Pituitary apoplexy causing clival and spinal haematoma 15).
A case of pituitary apoplexy associated with cerebral infarction 16).
Akakın et al. describe the first case of PA following posterior lumbar fusion surgery performed while the patient was prone. In patients with a preexisting pituitary adenoma, thorough clinical and laboratory investigations should be conducted using an interdisciplinary approach before any planned surgery. In unknown cases of pituitary adenoma, PA should be kept in mind for the differential diagnosis in a case with headache, nausea, vomiting, ophthalmoplegia, visual loss, and electrolyte imbalance concurrent with an ongoing disease state 17).
One case of rare pituitary adenoma apoplexy caused by the rupture of an anterior communicating artery aneurysm. The patient was a 49-year-old male who had an untreated pituitary adenoma for 3 years. The patient experienced a sudden headache; computed tomography (CT) and magnetic resonance imaging (MRI) revealed pituitary adenoma apoplexy and significant subarachnoid hemorrhage. Cranial CT angiography (CTA) showed a communicating artery aneurysm. Supratentorial intracranial aneurysm clipping and pituitary adenoma resection were performed. The aneurysm was a ruptured aneurysm located inside the pituitary adenoma. During the surgery, the aneurysm was clipped, and the majority of the tumor was resected. The patient recovered well after the surgery and received radiotherapy.

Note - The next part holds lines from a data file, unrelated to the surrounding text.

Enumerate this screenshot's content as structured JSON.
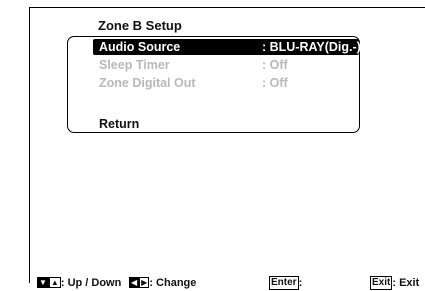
{
  "menu": {
    "title": "Zone B Setup",
    "items": [
      {
        "label": "Audio Source",
        "value": ": BLU-RAY(Dig.-)",
        "state": "selected"
      },
      {
        "label": "Sleep Timer",
        "value": ": Off",
        "state": "disabled"
      },
      {
        "label": "Zone Digital Out",
        "value": ": Off",
        "state": "disabled"
      }
    ],
    "return_label": "Return"
  },
  "footer": {
    "nav_keys": [
      "▼",
      "▲"
    ],
    "nav_text": ": Up / Down",
    "change_keys": [
      "◀",
      "▶"
    ],
    "change_text": ": Change",
    "enter_key": "Enter",
    "enter_text": ":",
    "exit_key": "Exit",
    "exit_text": ": Exit"
  }
}
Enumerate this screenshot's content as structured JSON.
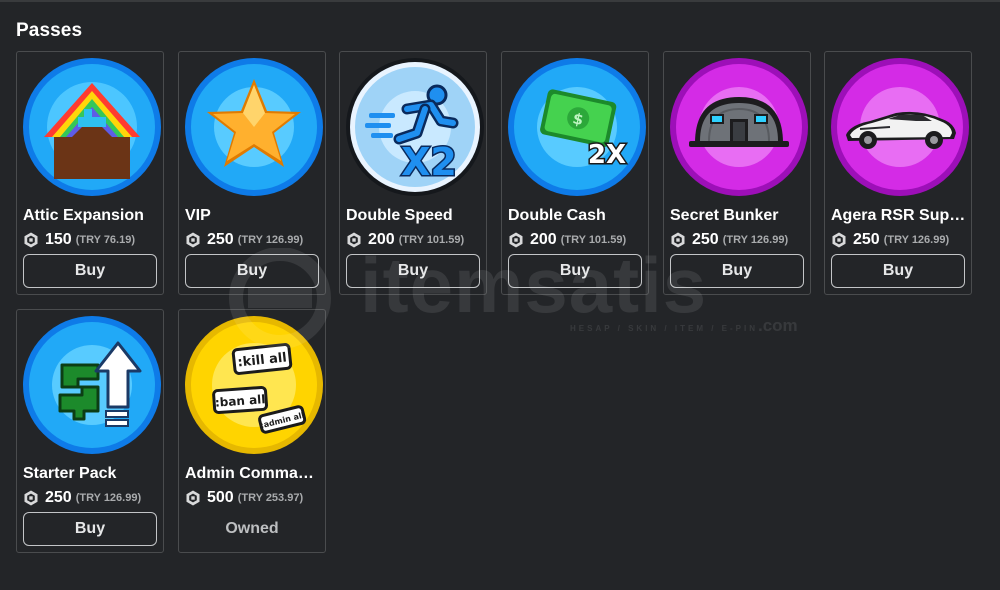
{
  "section": {
    "title": "Passes"
  },
  "passes": [
    {
      "name": "Attic Expansion",
      "price": "150",
      "local_price": "(TRY 76.19)",
      "action": "Buy",
      "icon": "attic-house-icon"
    },
    {
      "name": "VIP",
      "price": "250",
      "local_price": "(TRY 126.99)",
      "action": "Buy",
      "icon": "star-icon"
    },
    {
      "name": "Double Speed",
      "price": "200",
      "local_price": "(TRY 101.59)",
      "action": "Buy",
      "icon": "running-person-icon",
      "badge": "X2"
    },
    {
      "name": "Double Cash",
      "price": "200",
      "local_price": "(TRY 101.59)",
      "action": "Buy",
      "icon": "cash-icon",
      "badge": "2X"
    },
    {
      "name": "Secret Bunker",
      "price": "250",
      "local_price": "(TRY 126.99)",
      "action": "Buy",
      "icon": "bunker-icon"
    },
    {
      "name": "Agera RSR Super...",
      "price": "250",
      "local_price": "(TRY 126.99)",
      "action": "Buy",
      "icon": "sports-car-icon"
    },
    {
      "name": "Starter Pack",
      "price": "250",
      "local_price": "(TRY 126.99)",
      "action": "Buy",
      "icon": "dollar-up-arrow-icon"
    },
    {
      "name": "Admin Commands",
      "price": "500",
      "local_price": "(TRY 253.97)",
      "action": "Owned",
      "icon": "chat-bubbles-icon",
      "bubbles": [
        ":kill all",
        ":ban all",
        ":admin all"
      ]
    }
  ],
  "watermark": {
    "brand": "itemsatis",
    "tagline": "HESAP / SKIN / ITEM / E-PIN",
    "suffix": ".com"
  },
  "colors": {
    "background": "#232528",
    "card_border": "#4a4c4e",
    "blue_ring": "#1e90ff",
    "purple_ring": "#c21bd6",
    "yellow_ring": "#ffd400"
  }
}
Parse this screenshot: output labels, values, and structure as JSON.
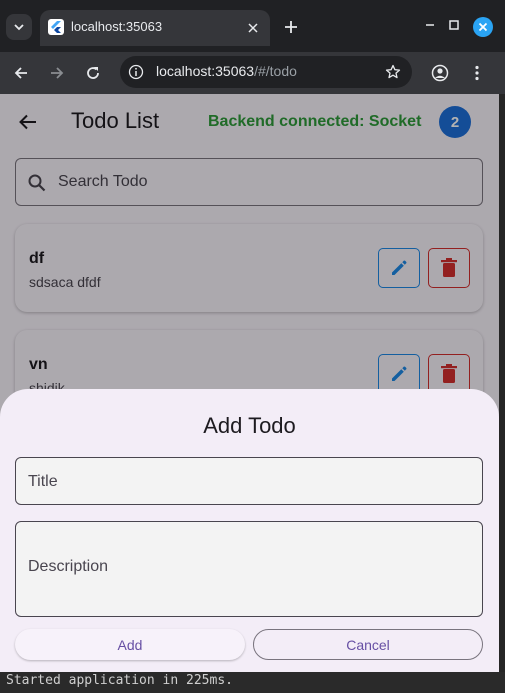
{
  "browser": {
    "tab_title": "localhost:35063",
    "url_host": "localhost:35063",
    "url_path": "/#/todo",
    "accent": "#2aa4f4"
  },
  "app": {
    "title": "Todo List",
    "backend_status": "Backend connected: Socket",
    "todo_count": "2",
    "status_color": "#2e9a3a",
    "badge_color": "#1e6fd9"
  },
  "search": {
    "placeholder": "Search Todo",
    "value": ""
  },
  "todos": [
    {
      "title": "df",
      "description": "sdsaca dfdf"
    },
    {
      "title": "vn",
      "description": "shidik"
    }
  ],
  "dialog": {
    "title": "Add Todo",
    "title_field": {
      "placeholder": "Title",
      "value": ""
    },
    "description_field": {
      "placeholder": "Description",
      "value": ""
    },
    "add_label": "Add",
    "cancel_label": "Cancel"
  },
  "terminal": {
    "text": "Started application in 225ms."
  },
  "icons": {
    "tab_list": "chevron-down-icon",
    "favicon": "flutter-icon",
    "back": "arrow-left-icon",
    "forward": "arrow-right-icon",
    "reload": "reload-icon",
    "info": "info-icon",
    "star": "star-icon",
    "profile": "account-icon",
    "menu": "more-vert-icon",
    "search": "search-icon",
    "edit": "pencil-icon",
    "delete": "trash-icon"
  }
}
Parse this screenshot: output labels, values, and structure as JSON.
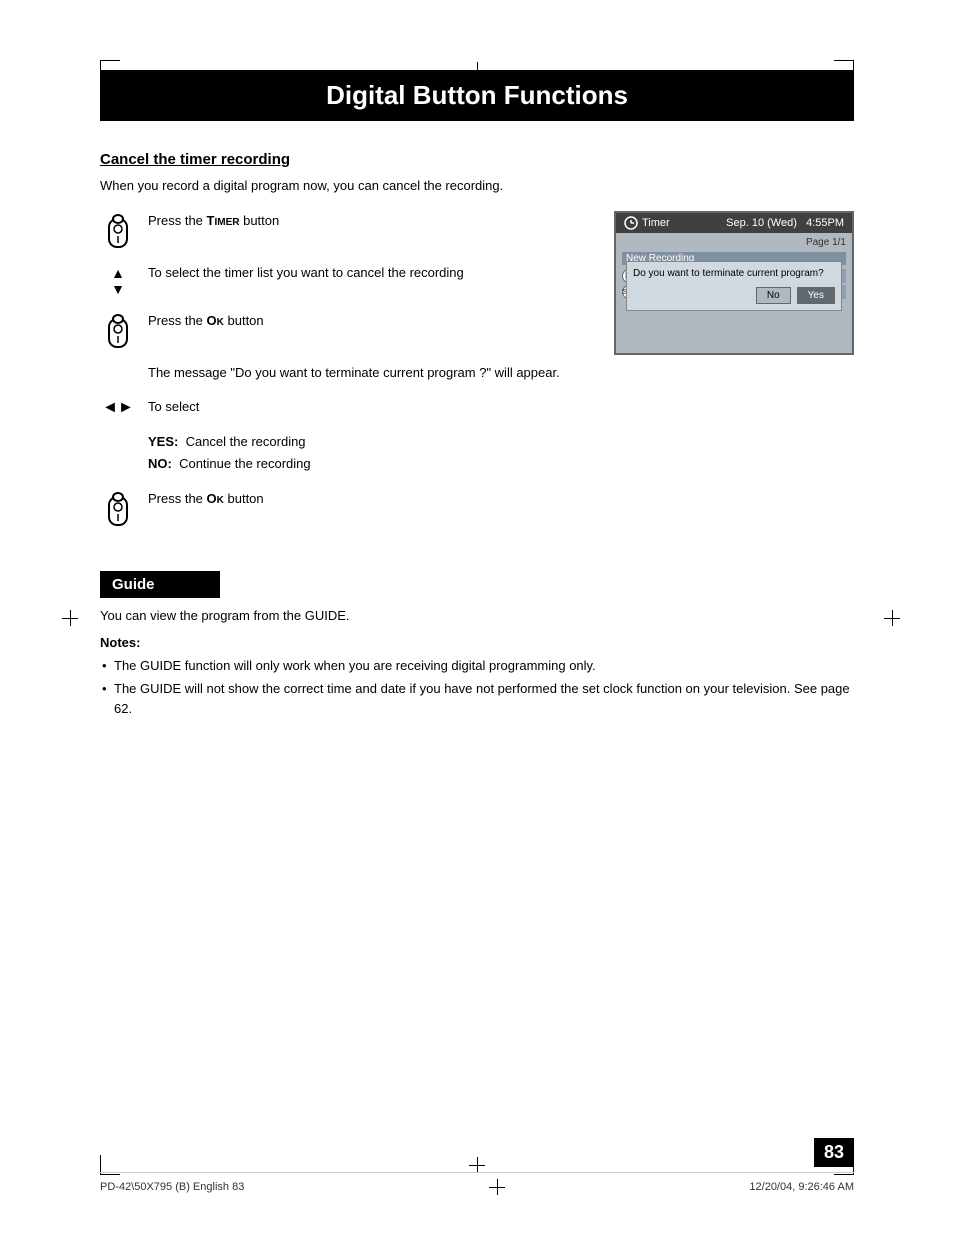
{
  "page": {
    "title": "Digital Button Functions",
    "number": "83",
    "footer_left": "PD-42\\50X795 (B) English  83",
    "footer_right": "12/20/04, 9:26:46 AM"
  },
  "cancel_section": {
    "heading": "Cancel the timer recording",
    "intro": "When you record a digital program now, you can cancel the recording.",
    "steps": [
      {
        "icon": "remote",
        "text": "Press the TIMER button"
      },
      {
        "icon": "arrow-ud",
        "text": "To select the timer list you want to cancel the recording"
      },
      {
        "icon": "remote",
        "text": "Press the OK button"
      },
      {
        "icon": null,
        "text": "The message \"Do you want to terminate current program ?\" will appear."
      },
      {
        "icon": "arrow-lr",
        "text": "To select"
      }
    ],
    "yes_no": {
      "yes_label": "YES:",
      "yes_text": "Cancel the recording",
      "no_label": "NO:",
      "no_text": "Continue the recording"
    },
    "last_step": {
      "icon": "remote",
      "text": "Press the OK button"
    }
  },
  "screen": {
    "header_icon": "timer-icon",
    "header_title": "Timer",
    "header_date": "Sep. 10 (Wed)",
    "header_time": "4:55PM",
    "page_label": "Page 1/1",
    "section_label": "New Recording",
    "dialog_text": "Do you want to terminate current program?",
    "dialog_no": "No",
    "dialog_yes": "Yes"
  },
  "guide_section": {
    "heading": "Guide",
    "text": "You can view the program from the GUIDE.",
    "notes_title": "Notes:",
    "notes": [
      "The GUIDE function will only work when you are receiving digital programming only.",
      "The GUIDE will not show the correct time and date if you have not performed the set clock function on your television.  See page 62."
    ]
  }
}
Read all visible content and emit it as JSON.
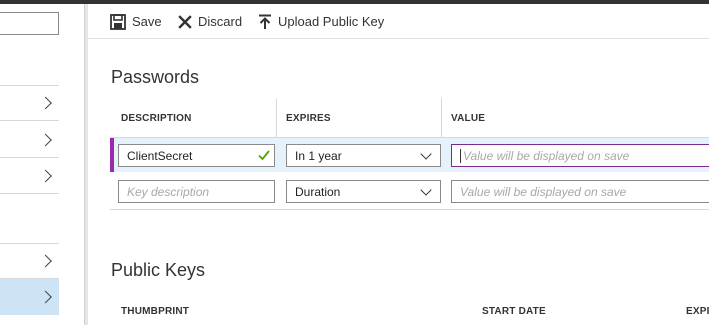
{
  "toolbar": {
    "save_label": "Save",
    "discard_label": "Discard",
    "upload_label": "Upload Public Key"
  },
  "passwords": {
    "title": "Passwords",
    "columns": [
      "DESCRIPTION",
      "EXPIRES",
      "VALUE"
    ],
    "rows": [
      {
        "description": "ClientSecret",
        "expires": "In 1 year",
        "value_placeholder": "Value will be displayed on save",
        "valid": true
      },
      {
        "description_placeholder": "Key description",
        "expires": "Duration",
        "value_placeholder": "Value will be displayed on save"
      }
    ]
  },
  "public_keys": {
    "title": "Public Keys",
    "columns": [
      "THUMBPRINT",
      "START DATE",
      "EXPI"
    ]
  },
  "colors": {
    "accent": "#9c27b0",
    "selected_row": "#e6f2fb",
    "nav_selected": "#cce4f6",
    "valid_check": "#57a300"
  }
}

This rare case demonstrates that when pituitary adenoma apoplexy is combined with subarachnoid hemorrhage, the possibility of a combined intrasellar aneurysm should be considered. During transsphenoidal tumor resection, aneurysm rupture should be avoided to prevent disastrous consequences 18).
A 42-year-old man who had been diagnosed of pituitary adenoma presented with a sudden onset of unconsciousness, left hemiplegia and right ptosis. Investigations revealed the development of pituitary apoplexy. The extension of tumor mass compressed the supraclinoid portion of the right internal carotid artery, resulting in the cerebral infarction in the right anterior and middle cerebral artery territory. Left anterior cerebral artery territory infarction was also found, which could be caused by vasospasm provoked by pituitary apoplexy. The patient underwent decompression surgery via transsphenoidal approach after four weeks' conservative treatment, and pathological examination revealed hemorrhage and necrosis of the pituitary adenoma. His symptoms improved within five months' follow-up. Since pituitary apoplexy producing cerebral infarction is rare, clinicians should be alert to that possibility, and delayed transsphenoidal surgery following conservative management with steroids is the appropriate management of such an occurrence 19).